Samsung Canada's new Vancouver R&D centre reflects B.C.'s changing economy
Samsung Canada has become the latest high-tech giant to expand its footprint in Vancouver.
On Thursday (November 28), it announced its first Canadian research and development centre has opened in the city.
It comes not long after Microsoft Canada opened a new store in Metropolis at Metrotown.
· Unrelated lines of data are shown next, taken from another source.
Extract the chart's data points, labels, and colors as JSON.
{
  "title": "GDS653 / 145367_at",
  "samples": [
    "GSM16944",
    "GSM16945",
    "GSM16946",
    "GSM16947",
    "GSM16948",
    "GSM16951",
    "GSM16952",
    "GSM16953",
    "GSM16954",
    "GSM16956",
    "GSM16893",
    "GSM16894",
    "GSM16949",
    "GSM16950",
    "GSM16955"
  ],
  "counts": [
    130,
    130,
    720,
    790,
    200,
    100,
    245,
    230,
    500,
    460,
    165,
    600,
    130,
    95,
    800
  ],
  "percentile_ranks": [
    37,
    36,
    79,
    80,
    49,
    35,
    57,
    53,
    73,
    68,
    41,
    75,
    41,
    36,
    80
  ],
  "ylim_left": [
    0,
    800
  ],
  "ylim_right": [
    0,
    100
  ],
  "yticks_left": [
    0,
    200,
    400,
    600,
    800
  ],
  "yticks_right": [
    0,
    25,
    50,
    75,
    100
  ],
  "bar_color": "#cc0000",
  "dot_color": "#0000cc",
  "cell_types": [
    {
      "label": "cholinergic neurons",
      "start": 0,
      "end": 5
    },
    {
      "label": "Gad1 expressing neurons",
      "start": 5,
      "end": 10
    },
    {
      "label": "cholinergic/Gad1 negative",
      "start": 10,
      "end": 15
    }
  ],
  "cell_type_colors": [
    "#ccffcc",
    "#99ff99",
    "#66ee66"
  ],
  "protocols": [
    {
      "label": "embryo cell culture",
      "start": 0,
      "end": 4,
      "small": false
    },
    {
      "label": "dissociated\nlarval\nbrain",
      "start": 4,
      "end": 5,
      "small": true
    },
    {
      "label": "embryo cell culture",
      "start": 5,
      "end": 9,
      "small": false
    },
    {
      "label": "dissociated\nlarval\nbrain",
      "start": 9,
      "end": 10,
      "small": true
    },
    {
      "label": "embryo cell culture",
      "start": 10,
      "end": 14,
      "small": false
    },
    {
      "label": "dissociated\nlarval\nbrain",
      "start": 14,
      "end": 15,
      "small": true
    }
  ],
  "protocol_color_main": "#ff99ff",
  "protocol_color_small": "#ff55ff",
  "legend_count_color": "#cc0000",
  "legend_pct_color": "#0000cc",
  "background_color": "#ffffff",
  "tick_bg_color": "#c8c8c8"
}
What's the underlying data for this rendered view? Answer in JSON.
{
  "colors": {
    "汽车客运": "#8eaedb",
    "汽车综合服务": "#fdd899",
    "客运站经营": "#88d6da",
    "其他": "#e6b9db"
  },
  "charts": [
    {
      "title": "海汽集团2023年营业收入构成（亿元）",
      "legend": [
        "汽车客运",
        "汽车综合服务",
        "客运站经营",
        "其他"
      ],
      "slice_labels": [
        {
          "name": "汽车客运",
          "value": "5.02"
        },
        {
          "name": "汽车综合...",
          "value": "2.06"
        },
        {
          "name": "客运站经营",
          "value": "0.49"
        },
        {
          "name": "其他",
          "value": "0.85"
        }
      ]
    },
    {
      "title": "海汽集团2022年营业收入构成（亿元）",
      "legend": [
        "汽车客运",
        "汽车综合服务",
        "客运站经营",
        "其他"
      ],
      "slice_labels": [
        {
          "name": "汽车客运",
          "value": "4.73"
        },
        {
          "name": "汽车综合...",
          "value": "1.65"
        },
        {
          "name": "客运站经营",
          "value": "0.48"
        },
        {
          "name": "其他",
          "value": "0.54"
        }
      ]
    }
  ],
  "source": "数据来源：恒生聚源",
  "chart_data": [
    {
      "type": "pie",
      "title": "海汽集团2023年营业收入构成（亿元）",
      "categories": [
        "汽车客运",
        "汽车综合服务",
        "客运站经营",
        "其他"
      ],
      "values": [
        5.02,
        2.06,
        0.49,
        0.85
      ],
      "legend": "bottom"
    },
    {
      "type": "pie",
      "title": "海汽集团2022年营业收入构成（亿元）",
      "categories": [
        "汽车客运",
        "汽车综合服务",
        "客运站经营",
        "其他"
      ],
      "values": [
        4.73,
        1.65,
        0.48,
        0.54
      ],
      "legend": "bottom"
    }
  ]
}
Perhaps not coincidentally, that's where Samsung launched its first Canadian retail outlet last year, which came after an Apple store was established.
Meanwhile, Vancouver-based social-media analytics firm HootSuite has been on a hiring spree after raising $165 million in the summer.
Facebook also set up shop on West Pender Street earlier this year.
Each of these are indications the broader changes taking place in the B.C. economy.
An SFU report earlier this year noted that professional, scientific, and technical services made up $10.3 billion of B.C.'s gross domestic product in 2012.
That has left previous economic mainstays in the dust.
Agriculture, forestry, fishing, and hunting—which were central to economic life in the early 20th century—only amounted to $3.4 billion of provincial gross domestic product in 2012. That's less than a third of the value of the sector comprising high-tech companies.
The Samsung Canada research and development facility will provide global technical support for the B2B [business to business] customers.
According to H.T. Kim, the president and CEO of Samsung Canada, B.C. has become a hub for technological innovation.
"With a skilled Canadian talent base to draw from, the team will help Samsung continue to lead the industry—both at home and abroad—by driving product innovation," Kim said in a company news release.
Meanwhile, BC Stats released a report in October tracking 41 business and economic-climate indicators that can influence the growth of the province's high-tech sector.
In many areas, B.C. is performing very well in comparison to other provinces, notably in its "strong educational attainment in the general population".
In 2012, 84.8 percent of British Columbians 15 years and older had a high-school diploma, which was the highest ratio in the country. Ontario and Quebec were only at 77 percent and 81.7 percent, respectively.
B.C. universities have done well in securing technology licences and patents, with UBC leading the country in the amount of income it generates from this area.
The province ranked third in business research and development spending in proportion to gross domestic product.
On the downside, B.C.-based businesses have not fared as well as counterparts in other provinces in obtaining patents.
And the number of B.C. graduates in architecture, engineering, and related technologies is still below the Canadian average.
The high-tech sector is known for its volatility. As HootSuite was expanding in October, Pixar Canada was shutting down its operations in Vancouver.
The local video-game industry has also gone through booms and busts, most notably with the flight of jobs to places like Montreal, where the provincial government is less greedy in taxing this sector. And the SFU report indicated that there is still a small pool of executive talent and a lack of critical mass in the overall B.C. technology sector.
But the report also noted that there is an opportunity to build a comparative advantage in the green-clean tech industries. That's been a priority of Mayor Gregor Robertson.
In the meantime, giants like Facebook and Samsung seem to have discovered something worthwhile in Vancouver, justifying substantial investments.
That's more than can be said for most other cities in North America.